“They say, ‘Roberto, you better keep your mouth shut because they will ship you back.’ This is something from the first day I said to myself — I am in the minority group. I am from the poor people. I represent the poor people. I represent the common people of America. So I am going to be treated like a human being. I don’t want to be treated like a Puerto Rican, or a black, or nothing like that. I want to be treated like any person.” — Roberto Clemente
Our Communicator of the Month series showcases individuals who have used communications to work for a better future.
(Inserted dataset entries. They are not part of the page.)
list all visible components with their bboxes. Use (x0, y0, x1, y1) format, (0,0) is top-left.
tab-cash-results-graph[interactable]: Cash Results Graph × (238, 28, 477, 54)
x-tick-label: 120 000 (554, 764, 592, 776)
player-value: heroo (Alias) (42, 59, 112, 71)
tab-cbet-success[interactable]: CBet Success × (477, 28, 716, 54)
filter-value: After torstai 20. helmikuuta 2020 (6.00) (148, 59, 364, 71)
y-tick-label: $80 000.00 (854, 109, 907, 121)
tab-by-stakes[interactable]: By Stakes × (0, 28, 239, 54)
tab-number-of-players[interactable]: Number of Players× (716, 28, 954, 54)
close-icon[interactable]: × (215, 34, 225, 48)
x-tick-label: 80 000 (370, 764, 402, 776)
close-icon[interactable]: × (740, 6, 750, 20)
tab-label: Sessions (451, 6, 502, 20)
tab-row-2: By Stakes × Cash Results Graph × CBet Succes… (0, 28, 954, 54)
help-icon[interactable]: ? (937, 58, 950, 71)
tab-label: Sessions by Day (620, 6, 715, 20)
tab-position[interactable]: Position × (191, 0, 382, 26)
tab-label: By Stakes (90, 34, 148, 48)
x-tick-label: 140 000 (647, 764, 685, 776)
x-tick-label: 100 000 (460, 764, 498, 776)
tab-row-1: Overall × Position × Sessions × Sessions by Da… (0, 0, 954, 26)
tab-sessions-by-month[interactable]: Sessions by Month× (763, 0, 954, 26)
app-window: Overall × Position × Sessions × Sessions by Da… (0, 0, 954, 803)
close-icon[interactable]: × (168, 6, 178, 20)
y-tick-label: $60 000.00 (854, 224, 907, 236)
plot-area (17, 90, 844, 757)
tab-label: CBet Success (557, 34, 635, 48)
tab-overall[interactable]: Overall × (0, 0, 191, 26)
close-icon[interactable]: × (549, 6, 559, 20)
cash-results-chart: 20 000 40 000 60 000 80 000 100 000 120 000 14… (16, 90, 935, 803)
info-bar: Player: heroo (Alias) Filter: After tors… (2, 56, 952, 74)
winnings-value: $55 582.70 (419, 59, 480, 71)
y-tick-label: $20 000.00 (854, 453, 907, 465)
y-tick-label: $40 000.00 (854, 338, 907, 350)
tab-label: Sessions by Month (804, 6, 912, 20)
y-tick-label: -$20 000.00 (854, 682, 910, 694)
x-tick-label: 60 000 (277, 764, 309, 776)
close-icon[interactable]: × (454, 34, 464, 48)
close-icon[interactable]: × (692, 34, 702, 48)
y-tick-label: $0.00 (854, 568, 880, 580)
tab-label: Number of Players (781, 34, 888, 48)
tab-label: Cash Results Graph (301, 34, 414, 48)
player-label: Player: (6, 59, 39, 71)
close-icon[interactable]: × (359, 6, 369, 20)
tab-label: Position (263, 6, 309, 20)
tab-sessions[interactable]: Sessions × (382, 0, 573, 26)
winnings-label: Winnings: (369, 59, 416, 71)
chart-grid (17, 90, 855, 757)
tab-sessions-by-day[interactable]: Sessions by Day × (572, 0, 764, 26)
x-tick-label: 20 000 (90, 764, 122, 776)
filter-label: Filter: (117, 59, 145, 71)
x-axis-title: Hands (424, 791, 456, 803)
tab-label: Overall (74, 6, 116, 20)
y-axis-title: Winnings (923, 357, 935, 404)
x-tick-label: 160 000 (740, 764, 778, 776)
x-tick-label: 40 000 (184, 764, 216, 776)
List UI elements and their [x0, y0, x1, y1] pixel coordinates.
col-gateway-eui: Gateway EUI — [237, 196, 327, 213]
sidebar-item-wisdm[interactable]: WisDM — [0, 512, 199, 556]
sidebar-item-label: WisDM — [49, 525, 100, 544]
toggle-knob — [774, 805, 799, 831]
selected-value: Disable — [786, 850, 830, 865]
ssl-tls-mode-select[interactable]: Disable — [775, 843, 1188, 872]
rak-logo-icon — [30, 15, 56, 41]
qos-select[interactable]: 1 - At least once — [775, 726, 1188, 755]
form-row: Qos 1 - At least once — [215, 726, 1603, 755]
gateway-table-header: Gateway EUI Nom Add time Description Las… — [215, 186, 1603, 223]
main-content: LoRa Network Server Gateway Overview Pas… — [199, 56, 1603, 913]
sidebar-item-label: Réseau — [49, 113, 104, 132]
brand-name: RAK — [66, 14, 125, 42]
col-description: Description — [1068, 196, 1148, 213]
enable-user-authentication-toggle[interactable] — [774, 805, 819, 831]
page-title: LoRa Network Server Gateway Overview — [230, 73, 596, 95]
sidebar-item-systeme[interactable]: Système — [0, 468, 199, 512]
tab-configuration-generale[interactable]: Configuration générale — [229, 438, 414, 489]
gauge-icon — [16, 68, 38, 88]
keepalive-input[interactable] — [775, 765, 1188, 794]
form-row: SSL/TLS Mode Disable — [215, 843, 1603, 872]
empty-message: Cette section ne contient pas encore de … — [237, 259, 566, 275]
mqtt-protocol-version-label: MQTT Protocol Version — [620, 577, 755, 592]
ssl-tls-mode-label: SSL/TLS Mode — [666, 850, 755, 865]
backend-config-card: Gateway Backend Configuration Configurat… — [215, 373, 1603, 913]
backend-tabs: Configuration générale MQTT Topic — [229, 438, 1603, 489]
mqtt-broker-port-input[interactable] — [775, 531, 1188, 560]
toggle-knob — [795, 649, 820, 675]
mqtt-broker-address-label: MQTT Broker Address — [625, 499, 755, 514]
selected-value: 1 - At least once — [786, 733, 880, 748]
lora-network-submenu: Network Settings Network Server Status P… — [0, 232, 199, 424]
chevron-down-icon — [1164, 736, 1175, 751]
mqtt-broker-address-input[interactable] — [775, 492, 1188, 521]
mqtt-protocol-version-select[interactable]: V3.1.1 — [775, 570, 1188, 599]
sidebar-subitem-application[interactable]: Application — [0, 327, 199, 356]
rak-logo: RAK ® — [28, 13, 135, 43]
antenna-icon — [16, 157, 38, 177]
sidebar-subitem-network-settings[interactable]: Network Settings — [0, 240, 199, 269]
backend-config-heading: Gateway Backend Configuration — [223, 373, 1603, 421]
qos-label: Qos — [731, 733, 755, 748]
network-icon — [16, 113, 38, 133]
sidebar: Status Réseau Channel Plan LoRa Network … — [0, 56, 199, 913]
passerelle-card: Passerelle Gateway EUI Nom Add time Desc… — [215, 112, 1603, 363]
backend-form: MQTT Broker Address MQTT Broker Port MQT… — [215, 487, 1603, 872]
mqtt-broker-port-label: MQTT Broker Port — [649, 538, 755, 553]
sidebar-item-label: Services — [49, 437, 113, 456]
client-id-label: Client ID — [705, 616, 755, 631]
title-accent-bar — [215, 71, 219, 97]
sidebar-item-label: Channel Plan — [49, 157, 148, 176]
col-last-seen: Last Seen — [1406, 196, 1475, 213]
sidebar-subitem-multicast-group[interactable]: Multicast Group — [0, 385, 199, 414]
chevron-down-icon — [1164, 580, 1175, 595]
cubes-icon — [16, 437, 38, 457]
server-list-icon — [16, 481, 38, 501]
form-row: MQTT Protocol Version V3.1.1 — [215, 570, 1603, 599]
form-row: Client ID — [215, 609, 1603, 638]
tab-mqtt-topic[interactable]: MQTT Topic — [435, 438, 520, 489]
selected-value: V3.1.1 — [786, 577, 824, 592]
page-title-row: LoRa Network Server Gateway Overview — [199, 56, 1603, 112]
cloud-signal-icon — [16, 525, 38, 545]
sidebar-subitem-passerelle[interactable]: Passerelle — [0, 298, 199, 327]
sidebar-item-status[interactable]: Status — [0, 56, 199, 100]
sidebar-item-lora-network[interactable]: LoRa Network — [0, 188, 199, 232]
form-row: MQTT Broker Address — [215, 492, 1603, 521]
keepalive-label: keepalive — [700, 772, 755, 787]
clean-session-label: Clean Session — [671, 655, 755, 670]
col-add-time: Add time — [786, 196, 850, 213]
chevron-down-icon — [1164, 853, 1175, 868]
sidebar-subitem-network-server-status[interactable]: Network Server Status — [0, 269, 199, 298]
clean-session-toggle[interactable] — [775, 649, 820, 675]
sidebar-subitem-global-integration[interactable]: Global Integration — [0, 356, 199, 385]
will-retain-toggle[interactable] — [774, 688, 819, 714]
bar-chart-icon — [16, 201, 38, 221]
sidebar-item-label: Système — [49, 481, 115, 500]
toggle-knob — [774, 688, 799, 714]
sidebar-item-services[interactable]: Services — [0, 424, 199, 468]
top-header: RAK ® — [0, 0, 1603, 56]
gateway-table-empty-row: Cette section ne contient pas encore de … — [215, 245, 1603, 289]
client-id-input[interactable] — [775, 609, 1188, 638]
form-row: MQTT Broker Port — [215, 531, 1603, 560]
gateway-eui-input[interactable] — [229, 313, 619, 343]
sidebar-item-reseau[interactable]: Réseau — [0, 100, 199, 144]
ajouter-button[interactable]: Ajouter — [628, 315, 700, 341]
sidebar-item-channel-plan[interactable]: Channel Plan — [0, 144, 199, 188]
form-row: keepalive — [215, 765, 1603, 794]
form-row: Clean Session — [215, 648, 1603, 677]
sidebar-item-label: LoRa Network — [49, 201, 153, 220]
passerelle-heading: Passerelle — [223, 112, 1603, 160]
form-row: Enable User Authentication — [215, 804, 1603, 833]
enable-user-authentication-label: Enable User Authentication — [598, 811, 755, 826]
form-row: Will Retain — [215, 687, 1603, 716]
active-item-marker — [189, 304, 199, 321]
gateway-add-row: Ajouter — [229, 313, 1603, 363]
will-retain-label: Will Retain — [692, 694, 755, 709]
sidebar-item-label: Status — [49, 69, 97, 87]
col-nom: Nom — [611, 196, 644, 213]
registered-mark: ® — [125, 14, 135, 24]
In 2015, we’re celebrating the contributions of sports icons whose performance on and off the field has brought social change.
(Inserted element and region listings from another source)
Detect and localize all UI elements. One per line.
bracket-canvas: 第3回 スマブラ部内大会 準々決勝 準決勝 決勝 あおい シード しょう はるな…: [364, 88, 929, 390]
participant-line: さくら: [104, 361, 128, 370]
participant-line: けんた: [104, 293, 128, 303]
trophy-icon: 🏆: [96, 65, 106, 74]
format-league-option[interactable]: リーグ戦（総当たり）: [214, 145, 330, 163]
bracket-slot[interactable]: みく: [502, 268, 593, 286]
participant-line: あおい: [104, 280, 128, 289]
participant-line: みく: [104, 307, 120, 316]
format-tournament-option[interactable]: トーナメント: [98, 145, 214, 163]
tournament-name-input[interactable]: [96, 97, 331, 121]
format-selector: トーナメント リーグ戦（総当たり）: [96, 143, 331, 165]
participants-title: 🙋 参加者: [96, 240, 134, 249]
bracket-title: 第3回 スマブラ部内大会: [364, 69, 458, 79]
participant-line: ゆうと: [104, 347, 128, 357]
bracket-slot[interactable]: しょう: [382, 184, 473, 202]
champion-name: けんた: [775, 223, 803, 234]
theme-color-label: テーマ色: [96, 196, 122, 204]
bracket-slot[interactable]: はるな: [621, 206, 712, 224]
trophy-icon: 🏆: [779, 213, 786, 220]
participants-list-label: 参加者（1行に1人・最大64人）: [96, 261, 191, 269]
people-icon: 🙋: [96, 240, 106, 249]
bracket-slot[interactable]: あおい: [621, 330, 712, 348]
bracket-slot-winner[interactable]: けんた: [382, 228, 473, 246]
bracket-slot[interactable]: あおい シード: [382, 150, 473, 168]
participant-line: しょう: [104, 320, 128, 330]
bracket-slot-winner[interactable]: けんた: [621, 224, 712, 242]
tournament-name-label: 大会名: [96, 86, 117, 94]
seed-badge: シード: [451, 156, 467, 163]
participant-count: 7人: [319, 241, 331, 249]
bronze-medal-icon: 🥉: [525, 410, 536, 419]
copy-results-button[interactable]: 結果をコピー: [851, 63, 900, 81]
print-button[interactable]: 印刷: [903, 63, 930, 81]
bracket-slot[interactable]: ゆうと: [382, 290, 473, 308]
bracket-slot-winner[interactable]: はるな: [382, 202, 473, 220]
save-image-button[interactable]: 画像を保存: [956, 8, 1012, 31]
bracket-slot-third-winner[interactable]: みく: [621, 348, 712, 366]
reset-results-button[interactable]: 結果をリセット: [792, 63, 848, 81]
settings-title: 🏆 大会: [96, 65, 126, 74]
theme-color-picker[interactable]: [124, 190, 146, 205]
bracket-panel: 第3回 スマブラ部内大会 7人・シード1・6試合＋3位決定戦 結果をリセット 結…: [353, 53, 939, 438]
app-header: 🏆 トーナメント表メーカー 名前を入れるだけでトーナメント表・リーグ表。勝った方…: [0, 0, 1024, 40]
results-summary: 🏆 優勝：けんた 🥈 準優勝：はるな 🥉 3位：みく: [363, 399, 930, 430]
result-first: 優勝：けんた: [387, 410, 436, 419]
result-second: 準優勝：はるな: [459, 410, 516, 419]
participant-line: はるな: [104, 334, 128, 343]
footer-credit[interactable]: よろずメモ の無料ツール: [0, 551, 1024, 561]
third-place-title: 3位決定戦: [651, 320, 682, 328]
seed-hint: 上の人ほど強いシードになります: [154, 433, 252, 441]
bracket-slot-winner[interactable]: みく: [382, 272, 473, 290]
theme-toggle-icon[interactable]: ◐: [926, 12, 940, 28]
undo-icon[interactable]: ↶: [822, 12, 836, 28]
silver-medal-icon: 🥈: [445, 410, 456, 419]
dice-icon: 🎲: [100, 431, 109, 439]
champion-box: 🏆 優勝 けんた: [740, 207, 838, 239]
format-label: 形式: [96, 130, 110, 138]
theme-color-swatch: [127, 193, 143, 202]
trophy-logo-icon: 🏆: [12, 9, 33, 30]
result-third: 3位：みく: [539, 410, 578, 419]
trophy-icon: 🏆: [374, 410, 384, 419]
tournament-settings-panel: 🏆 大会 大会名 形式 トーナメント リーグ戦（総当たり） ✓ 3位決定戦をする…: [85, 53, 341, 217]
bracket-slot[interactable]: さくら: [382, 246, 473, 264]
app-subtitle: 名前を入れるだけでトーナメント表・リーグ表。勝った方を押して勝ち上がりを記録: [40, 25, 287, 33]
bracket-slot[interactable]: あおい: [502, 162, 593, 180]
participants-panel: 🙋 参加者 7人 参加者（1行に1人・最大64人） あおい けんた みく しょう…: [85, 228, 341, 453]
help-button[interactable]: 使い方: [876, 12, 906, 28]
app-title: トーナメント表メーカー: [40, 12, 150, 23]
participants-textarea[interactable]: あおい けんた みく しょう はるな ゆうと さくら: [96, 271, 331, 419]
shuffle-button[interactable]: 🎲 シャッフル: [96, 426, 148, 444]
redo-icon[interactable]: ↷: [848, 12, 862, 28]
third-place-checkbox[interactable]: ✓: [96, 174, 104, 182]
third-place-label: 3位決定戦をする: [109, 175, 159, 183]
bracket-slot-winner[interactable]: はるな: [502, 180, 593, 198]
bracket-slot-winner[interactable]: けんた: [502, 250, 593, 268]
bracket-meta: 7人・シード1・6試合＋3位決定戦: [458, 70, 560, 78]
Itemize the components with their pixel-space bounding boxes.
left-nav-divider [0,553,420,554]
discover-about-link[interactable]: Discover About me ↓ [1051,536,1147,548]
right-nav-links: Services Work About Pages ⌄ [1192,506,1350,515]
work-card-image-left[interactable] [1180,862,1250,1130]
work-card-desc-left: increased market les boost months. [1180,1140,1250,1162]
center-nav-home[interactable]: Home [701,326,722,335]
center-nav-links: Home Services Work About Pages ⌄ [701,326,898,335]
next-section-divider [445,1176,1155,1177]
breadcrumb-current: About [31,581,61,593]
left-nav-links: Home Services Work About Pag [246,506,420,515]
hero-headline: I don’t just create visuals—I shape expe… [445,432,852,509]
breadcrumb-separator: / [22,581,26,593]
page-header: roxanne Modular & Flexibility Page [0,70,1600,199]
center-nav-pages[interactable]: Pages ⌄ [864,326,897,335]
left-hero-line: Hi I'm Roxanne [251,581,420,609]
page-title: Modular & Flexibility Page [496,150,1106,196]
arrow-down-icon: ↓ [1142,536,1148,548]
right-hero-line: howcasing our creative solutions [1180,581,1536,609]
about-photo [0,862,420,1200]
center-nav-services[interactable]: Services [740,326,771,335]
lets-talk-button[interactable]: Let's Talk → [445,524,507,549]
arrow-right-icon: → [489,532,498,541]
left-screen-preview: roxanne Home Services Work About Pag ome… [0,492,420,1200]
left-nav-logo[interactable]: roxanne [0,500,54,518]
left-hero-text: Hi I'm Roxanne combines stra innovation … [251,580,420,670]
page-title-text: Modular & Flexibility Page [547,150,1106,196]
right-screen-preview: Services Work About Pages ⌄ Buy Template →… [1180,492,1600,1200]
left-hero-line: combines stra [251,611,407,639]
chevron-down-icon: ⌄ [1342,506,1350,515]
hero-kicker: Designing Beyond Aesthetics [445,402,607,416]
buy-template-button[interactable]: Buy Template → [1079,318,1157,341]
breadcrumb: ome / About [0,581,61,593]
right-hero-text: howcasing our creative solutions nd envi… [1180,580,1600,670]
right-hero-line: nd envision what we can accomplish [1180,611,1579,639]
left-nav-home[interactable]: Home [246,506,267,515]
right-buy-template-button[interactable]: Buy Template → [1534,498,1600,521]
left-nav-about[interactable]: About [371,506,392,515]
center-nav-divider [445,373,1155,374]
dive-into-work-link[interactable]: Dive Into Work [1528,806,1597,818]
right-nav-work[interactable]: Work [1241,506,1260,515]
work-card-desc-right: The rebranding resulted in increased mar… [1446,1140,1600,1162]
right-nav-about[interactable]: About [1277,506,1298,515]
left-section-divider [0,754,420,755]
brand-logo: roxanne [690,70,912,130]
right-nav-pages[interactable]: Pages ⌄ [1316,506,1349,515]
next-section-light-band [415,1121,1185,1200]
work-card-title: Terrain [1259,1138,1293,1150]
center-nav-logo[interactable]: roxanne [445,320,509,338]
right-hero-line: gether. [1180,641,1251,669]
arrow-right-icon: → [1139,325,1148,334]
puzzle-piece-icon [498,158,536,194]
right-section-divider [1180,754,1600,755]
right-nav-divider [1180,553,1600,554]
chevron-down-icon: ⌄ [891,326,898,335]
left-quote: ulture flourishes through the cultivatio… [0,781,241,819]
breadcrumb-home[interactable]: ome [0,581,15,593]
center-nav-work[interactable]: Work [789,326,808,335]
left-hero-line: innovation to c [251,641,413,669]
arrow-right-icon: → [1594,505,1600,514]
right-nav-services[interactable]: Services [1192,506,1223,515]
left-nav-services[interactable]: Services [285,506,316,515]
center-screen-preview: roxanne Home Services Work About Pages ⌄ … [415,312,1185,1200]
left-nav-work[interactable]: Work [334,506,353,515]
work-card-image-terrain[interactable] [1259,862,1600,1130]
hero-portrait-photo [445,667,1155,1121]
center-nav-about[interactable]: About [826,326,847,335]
Roberto Clemente was born in Puerto Rico in 1934, and came to the United States to play with the Brooklyn Dodgers minor league team, the Montreal Royals, in 1954. His professional career began in 1955, and Clemente won four batting titles in the 1960s. He appeared in the 1971 World Series, playing for the Pittsburgh Pirates from 1955 until his tragic death in a plane crash 1972 while he was en route with supplies for earthquake victims in Nicaragua.
Well-known for his charitable work in Latin America, Clemente was an outspoken critic of segregation and racism in the United States. Being from Puerto Rico, he was relatively unfamiliar with segregation and found it appalling. In one instance, he watched a teammate get dragged off his bus for buying a drink from an all-white gas station. He also went through spring training in deeply segregated Florida, where he and other teammates had to eat on the bus, while white teammates ate in restaurants.
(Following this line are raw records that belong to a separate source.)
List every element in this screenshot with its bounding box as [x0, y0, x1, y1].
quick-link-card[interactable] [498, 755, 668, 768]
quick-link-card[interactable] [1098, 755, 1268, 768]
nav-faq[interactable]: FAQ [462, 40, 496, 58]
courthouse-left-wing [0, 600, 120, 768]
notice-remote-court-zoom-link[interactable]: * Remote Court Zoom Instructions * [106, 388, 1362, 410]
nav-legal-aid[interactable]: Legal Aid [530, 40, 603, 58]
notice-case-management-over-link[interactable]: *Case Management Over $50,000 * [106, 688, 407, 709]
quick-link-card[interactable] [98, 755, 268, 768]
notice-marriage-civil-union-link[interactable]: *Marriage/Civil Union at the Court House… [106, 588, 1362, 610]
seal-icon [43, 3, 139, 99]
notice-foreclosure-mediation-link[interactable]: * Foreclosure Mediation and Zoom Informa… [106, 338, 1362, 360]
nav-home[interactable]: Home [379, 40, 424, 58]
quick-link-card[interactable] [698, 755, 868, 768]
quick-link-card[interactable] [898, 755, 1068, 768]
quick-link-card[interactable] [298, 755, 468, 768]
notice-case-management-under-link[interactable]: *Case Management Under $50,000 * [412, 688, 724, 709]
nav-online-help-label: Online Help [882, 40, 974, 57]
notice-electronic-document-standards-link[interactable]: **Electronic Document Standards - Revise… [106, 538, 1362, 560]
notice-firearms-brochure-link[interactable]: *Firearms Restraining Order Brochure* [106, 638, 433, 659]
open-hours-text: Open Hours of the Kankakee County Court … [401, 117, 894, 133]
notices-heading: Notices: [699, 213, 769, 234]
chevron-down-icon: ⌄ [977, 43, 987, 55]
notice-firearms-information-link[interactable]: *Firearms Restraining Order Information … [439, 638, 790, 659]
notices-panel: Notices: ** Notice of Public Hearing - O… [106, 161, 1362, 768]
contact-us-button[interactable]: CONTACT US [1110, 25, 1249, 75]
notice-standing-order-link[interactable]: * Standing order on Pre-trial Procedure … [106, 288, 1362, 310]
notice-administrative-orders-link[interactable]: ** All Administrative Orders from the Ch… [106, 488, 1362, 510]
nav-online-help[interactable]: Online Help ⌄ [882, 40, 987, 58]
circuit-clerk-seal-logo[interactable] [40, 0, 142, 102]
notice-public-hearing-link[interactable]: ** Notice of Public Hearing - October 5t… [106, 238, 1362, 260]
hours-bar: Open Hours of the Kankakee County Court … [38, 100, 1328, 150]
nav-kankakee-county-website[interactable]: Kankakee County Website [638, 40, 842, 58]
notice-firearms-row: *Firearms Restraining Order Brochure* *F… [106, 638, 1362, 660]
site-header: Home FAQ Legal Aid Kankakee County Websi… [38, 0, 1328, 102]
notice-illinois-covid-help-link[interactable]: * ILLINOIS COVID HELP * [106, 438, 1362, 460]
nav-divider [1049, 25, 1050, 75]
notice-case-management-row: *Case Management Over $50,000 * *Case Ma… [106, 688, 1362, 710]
Martin Luther King, Jr., was Clemente’s hero. His admiration ran so deep that when the Pirates were scheduled for an opening day game on April 8 — the day before King’s burial — Clemente convinced the team to move opening day to April 10, effectively putting sports in its proper perspective.
Clemente was the first Hispanic player to reach 3,000 hits, including 240 home runs. He also won the Golden Glove Award for 12 consecutive years for his work as a right fielder. The year after his death, Clemente was elected to the National Baseball Hall of Fame.